Parce qu'il survivait à sa gloire abattue
Et qu'il avait brisé lui-même sa statue
Sur son sublime piédestal,

comme l'a dit Alexandre Barde, mon ami, un fier poëte.

Voilà pourquoi le peuple n'a jamais pardonné au tribun à double face sa défection ténébreuse.

Quand un peuple s'éprend d'une idée, dit Koulmy, il est susceptible et se montre parfois rigide jusqu'au sacrifice. La jalousie est la compagne ordinaire d'un violent amour. Malheur aux peuples qui laissent s'attiédir la passion des principes! Ils se condamnent à devenir la proie des sceptiques, des ambitieux infidèles et des spéculateurs avides. Si le peuple américain se montre d'une jalousie parfois cruelle envers ceux qui le trahissent, à qui le crime?... Franklin, de son propre aveu, n'était qu'un mauvais orateur, jamais éloquent, sujet à beaucoup d'hésitations dans le choix des mots, à peine correct. Washington, ce caractère sublime, Washington était peutêtre encore moins orateur que Franklin; et cependant de quel respect, de quelle vénération, de quel amour les noms de ces hommes ne sont-ils pas universellement entourés? Leur renommée s'accroît sans cesse la malveillance, l'envie même n'osent y toucher. Ah! c'est que, voyezvous, il y a une chose plus grande que le génie de la parole et les flammes de l'éloquence: c'est la conscience, c'est la majesté de la vertu. Honesty is the best policy.

XII

Ainsi devisant, nous arrivâmes au lieu du meeting méthodiste.

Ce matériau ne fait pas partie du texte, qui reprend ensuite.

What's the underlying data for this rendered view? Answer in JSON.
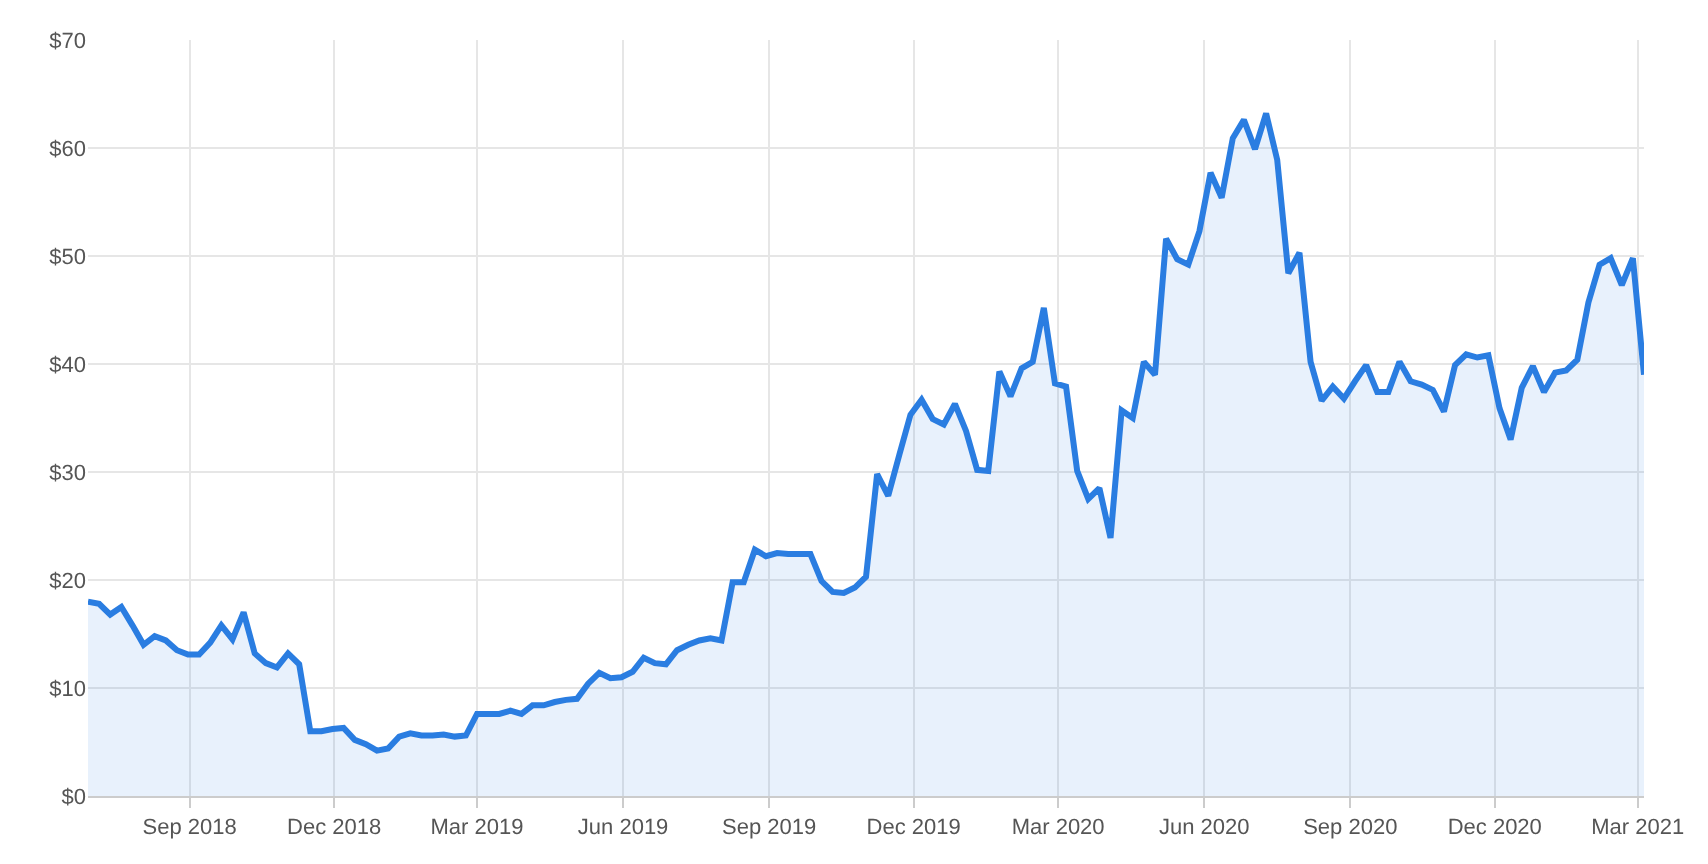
{
  "chart_data": {
    "type": "area",
    "x": [
      "2018-06-29",
      "2018-07-06",
      "2018-07-13",
      "2018-07-20",
      "2018-07-27",
      "2018-08-03",
      "2018-08-10",
      "2018-08-17",
      "2018-08-24",
      "2018-08-31",
      "2018-09-07",
      "2018-09-14",
      "2018-09-21",
      "2018-09-28",
      "2018-10-05",
      "2018-10-12",
      "2018-10-19",
      "2018-10-26",
      "2018-11-02",
      "2018-11-09",
      "2018-11-16",
      "2018-11-23",
      "2018-11-30",
      "2018-12-07",
      "2018-12-14",
      "2018-12-21",
      "2018-12-28",
      "2019-01-04",
      "2019-01-11",
      "2019-01-18",
      "2019-01-25",
      "2019-02-01",
      "2019-02-08",
      "2019-02-15",
      "2019-02-22",
      "2019-03-01",
      "2019-03-08",
      "2019-03-15",
      "2019-03-22",
      "2019-03-29",
      "2019-04-05",
      "2019-04-12",
      "2019-04-19",
      "2019-04-26",
      "2019-05-03",
      "2019-05-10",
      "2019-05-17",
      "2019-05-24",
      "2019-05-31",
      "2019-06-07",
      "2019-06-14",
      "2019-06-21",
      "2019-06-28",
      "2019-07-05",
      "2019-07-12",
      "2019-07-19",
      "2019-07-26",
      "2019-08-02",
      "2019-08-09",
      "2019-08-16",
      "2019-08-23",
      "2019-08-30",
      "2019-09-06",
      "2019-09-13",
      "2019-09-20",
      "2019-09-27",
      "2019-10-04",
      "2019-10-11",
      "2019-10-18",
      "2019-10-25",
      "2019-11-01",
      "2019-11-08",
      "2019-11-15",
      "2019-11-22",
      "2019-11-29",
      "2019-12-06",
      "2019-12-13",
      "2019-12-20",
      "2019-12-27",
      "2020-01-03",
      "2020-01-10",
      "2020-01-17",
      "2020-01-24",
      "2020-01-31",
      "2020-02-07",
      "2020-02-14",
      "2020-02-21",
      "2020-02-28",
      "2020-03-06",
      "2020-03-13",
      "2020-03-20",
      "2020-03-27",
      "2020-04-03",
      "2020-04-10",
      "2020-04-17",
      "2020-04-24",
      "2020-05-01",
      "2020-05-08",
      "2020-05-15",
      "2020-05-22",
      "2020-05-29",
      "2020-06-05",
      "2020-06-12",
      "2020-06-19",
      "2020-06-26",
      "2020-07-03",
      "2020-07-10",
      "2020-07-17",
      "2020-07-24",
      "2020-07-31",
      "2020-08-07",
      "2020-08-14",
      "2020-08-21",
      "2020-08-28",
      "2020-09-04",
      "2020-09-11",
      "2020-09-18",
      "2020-09-25",
      "2020-10-02",
      "2020-10-09",
      "2020-10-16",
      "2020-10-23",
      "2020-10-30",
      "2020-11-06",
      "2020-11-13",
      "2020-11-20",
      "2020-11-27",
      "2020-12-04",
      "2020-12-11",
      "2020-12-18",
      "2020-12-25",
      "2021-01-01",
      "2021-01-08",
      "2021-01-15",
      "2021-01-22",
      "2021-01-29",
      "2021-02-05",
      "2021-02-12",
      "2021-02-19",
      "2021-02-26",
      "2021-03-05"
    ],
    "series": [
      {
        "color": "#2a7de1",
        "values": [
          18.0,
          17.8,
          16.8,
          17.5,
          15.8,
          14.0,
          14.8,
          14.4,
          13.5,
          13.1,
          13.1,
          14.2,
          15.8,
          14.5,
          17.0,
          13.2,
          12.3,
          11.9,
          13.2,
          12.2,
          6.0,
          6.0,
          6.2,
          6.3,
          5.2,
          4.8,
          4.2,
          4.4,
          5.5,
          5.8,
          5.6,
          5.6,
          5.7,
          5.5,
          5.6,
          7.6,
          7.6,
          7.6,
          7.9,
          7.6,
          8.4,
          8.4,
          8.7,
          8.9,
          9.0,
          10.4,
          11.4,
          10.9,
          11.0,
          11.5,
          12.8,
          12.3,
          12.2,
          13.5,
          14.0,
          14.4,
          14.6,
          14.4,
          19.8,
          19.8,
          22.8,
          22.2,
          22.5,
          22.4,
          22.4,
          22.4,
          19.9,
          18.9,
          18.8,
          19.3,
          20.3,
          29.8,
          27.8,
          31.6,
          35.3,
          36.7,
          34.9,
          34.4,
          36.3,
          33.8,
          30.2,
          30.1,
          39.3,
          37.0,
          39.6,
          40.2,
          45.2,
          38.2,
          37.9,
          30.1,
          27.5,
          28.5,
          23.9,
          35.7,
          35.0,
          40.2,
          39.0,
          51.6,
          49.7,
          49.2,
          52.3,
          57.7,
          55.4,
          60.9,
          62.6,
          59.9,
          63.2,
          58.9,
          48.4,
          50.3,
          40.2,
          36.6,
          37.9,
          36.8,
          38.4,
          39.9,
          37.4,
          37.4,
          40.2,
          38.4,
          38.1,
          37.6,
          35.6,
          39.9,
          40.9,
          40.6,
          40.8,
          35.9,
          33.0,
          37.8,
          39.8,
          37.4,
          39.2,
          39.4,
          40.4,
          45.7,
          49.2,
          49.8,
          47.3,
          49.8,
          39.0
        ]
      }
    ],
    "xlim": [
      "2018-06-29",
      "2021-03-05"
    ],
    "xticks": [
      {
        "value": "2018-09-01",
        "label": "Sep 2018"
      },
      {
        "value": "2018-12-01",
        "label": "Dec 2018"
      },
      {
        "value": "2019-03-01",
        "label": "Mar 2019"
      },
      {
        "value": "2019-06-01",
        "label": "Jun 2019"
      },
      {
        "value": "2019-09-01",
        "label": "Sep 2019"
      },
      {
        "value": "2019-12-01",
        "label": "Dec 2019"
      },
      {
        "value": "2020-03-01",
        "label": "Mar 2020"
      },
      {
        "value": "2020-06-01",
        "label": "Jun 2020"
      },
      {
        "value": "2020-09-01",
        "label": "Sep 2020"
      },
      {
        "value": "2020-12-01",
        "label": "Dec 2020"
      },
      {
        "value": "2021-03-01",
        "label": "Mar 2021"
      }
    ],
    "ylim": [
      0,
      70
    ],
    "yticks": [
      {
        "value": 0,
        "label": "$0"
      },
      {
        "value": 10,
        "label": "$10"
      },
      {
        "value": 20,
        "label": "$20"
      },
      {
        "value": 30,
        "label": "$30"
      },
      {
        "value": 40,
        "label": "$40"
      },
      {
        "value": 50,
        "label": "$50"
      },
      {
        "value": 60,
        "label": "$60"
      },
      {
        "value": 70,
        "label": "$70"
      }
    ],
    "grid": true,
    "line_style": "solid"
  }
}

Comme on le sait, les camps-meetings sont des réunions instituées à seule fin de réchauffer le zèle des sectaires et de revivifier leur foi par des prières en commun, des sermons et des conférences, qui durent ordinairement plusieurs jours et plusieurs nuits, sans interruption.

Le camp méthodiste avait été établi en pleine forêt, sur un point herbeux, moussu, dépourvu de broussailles, à l'ombre d'arbres très-hauts, très-espacés, mais si luxuriants qu'ils étaient impénétrables aux rayons du soleil.